After about a week looking after SsangYong’s “full-size” SUV, the Rexton, I now know what it must be like to be a muthi. Forgive me if I’m patronising you, but a muthi is the name given to one of the chaps who sits atop a tame elephant, a sort of pachydermal jockey. (SsangYong, by the way, is Korean for double dragon, and has nothing to do with elephants.) In a Rexton, an automotive big beast, like on an elephant you’re also high up; you rock around quite a bit as the monster navigates awkward terrain, and indeed even when it’s on the level.
The steering is a bit vague, there’s a fair bit of pollution out of the back end, but you feel as through you can conquer the world, like Hannibal (the Great, not Lecter). What you can’t go over in this motor, you can go through, with switchable two- or four-wheel drive, with high- and low-gear settings, locking central differential, and hill descent controls – so lots of control. I’ve been off road in one and it’s extremely capable. And, punchline alert, the Rexton also has an impressive boot, even with seven, yes seven, adult humans on board. It’s like the elephant house at London Zoo in there. It’ll pull like a bull elephant in must too, all of 3.5 tonnes on the tow bar, right at the top end of its class. Mighty.
I’ll go on, seeing as I’m making such fine progress. The Rexton also has a good memory, so, for example, the satnav will store your favourite addresses and radio stations, and the way you like your seats set up.
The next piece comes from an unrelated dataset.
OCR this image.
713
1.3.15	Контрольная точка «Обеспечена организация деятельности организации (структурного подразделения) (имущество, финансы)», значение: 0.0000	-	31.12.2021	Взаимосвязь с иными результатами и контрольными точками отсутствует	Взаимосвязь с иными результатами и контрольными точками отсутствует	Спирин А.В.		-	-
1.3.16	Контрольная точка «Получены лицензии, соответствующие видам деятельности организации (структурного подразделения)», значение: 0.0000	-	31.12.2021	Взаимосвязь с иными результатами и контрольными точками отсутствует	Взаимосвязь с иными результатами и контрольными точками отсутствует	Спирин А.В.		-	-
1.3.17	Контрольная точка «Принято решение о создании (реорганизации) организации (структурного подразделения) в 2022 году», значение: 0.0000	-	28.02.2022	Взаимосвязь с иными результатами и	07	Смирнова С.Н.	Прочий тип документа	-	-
The SsangYongRexton is also a fairly simple beast. It’s got a rigid separate ladder-type chassis, which is a rather old-fashioned construction these days, usually found on pick-up trucks. It means that the car is that bit more rugged – the classic Land Rover was made this way – and it’s also cheap to build. Actually, the Rexton is a sort of posher version of the SsangYong Musso pick-up – sharing much of the bodywork and mechanicals, but a touch more civilised and with a trendy giant grille on the front. The design has been around for a few years but the Rexton has had a bit of a freshen up, with new bumpers, LCD lights and a smoother 8-speed automatic gearbox mated to a fairly unsophisticated 2.2 litre diesel engine that delivers most of its relatively modest power at low speeds, ideal for off-roading.
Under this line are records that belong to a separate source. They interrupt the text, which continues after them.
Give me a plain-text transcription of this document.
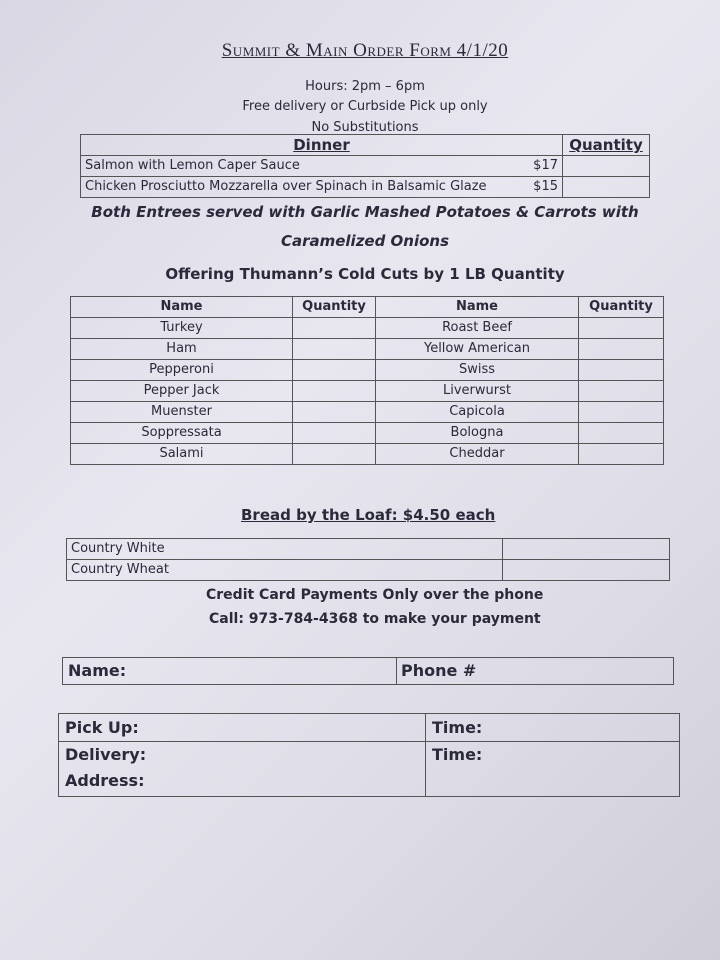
Summit & Main Order Form 4/1/20
Hours: 2pm – 6pm
Free delivery or Curbside Pick up only
No Substitutions
Dinner		Quantity
Salmon with Lemon Caper Sauce	$17	
Chicken Prosciutto Mozzarella over Spinach in Balsamic Glaze	$15	
Both Entrees served with Garlic Mashed Potatoes & Carrots with
Caramelized Onions
Offering Thumann’s Cold Cuts by 1 LB Quantity
Name	Quantity	Name	Quantity
Turkey		Roast Beef	
Ham		Yellow American	
Pepperoni		Swiss	
Pepper Jack		Liverwurst	
Muenster		Capicola	
Soppressata		Bologna	
Salami		Cheddar	
Bread by the Loaf: $4.50 each
Country White	
Country Wheat	
Credit Card Payments Only over the phone
Call: 973-784-4368 to make your payment
Name:	Phone #
Pick Up:	Time:
Delivery:	Time:
Address:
It boasts touches such as Nappa leather seats, nice new digital displays, excellent connectivity, powered tailgate, and heated seats and steering wheel in the higher trim Ultimate version. It’s still a bit crude and noisy, so they’ve plugged the microphone at the front into the speakers at the back, so you can have half a conversation with your companions in the back two roads of seats. It’s no style icon like a Land Rover Discovery, but it’ll work just as well.
Performance is also elephantine – it’ll put a surprising bit of pace on if you push it hard, but it’s happier at walking pace. I’ve made it sound like a nightmare to drive, but it’s actually a lot of fun once you get used to its roly-poly character. It’s not a sports car, and doesn’t really pretend to be; it’s very good at what it does, ie lugging folk and gear, and that’s what counts.
As always with this still unfamiliar South Korean brand (now owned by the Indian Mahindra and Mahindra group, and which has been in the UK since 1994), it’s about value, so you basically get something the size of Balmoral on wheels for about £40,000. I’m not sure, given everything, it’s that much better a buy than the more refined Nissan X-Trail, Seat Tarraco or Skoda Kodiaq, say, even if they just don’t have the absolute space. The Rexton is also closer in concept to the cheaper Mitsubishi Shogun Sport (albeit that make is sadly withdrawing from the UK). But for sheer size and pulling power, the Rexton has few real rivals. One small drawback with it being so cavernous and a diesel is that it takes a while to heat up the cabin.
The elephant in the room for SsangYong was always depreciation but that’s improved for the make in recent times. Even so, you should still be prepared for reticent buyers wondering what on earth it is. They should probably call it the SsangYong Elephant. More memorable.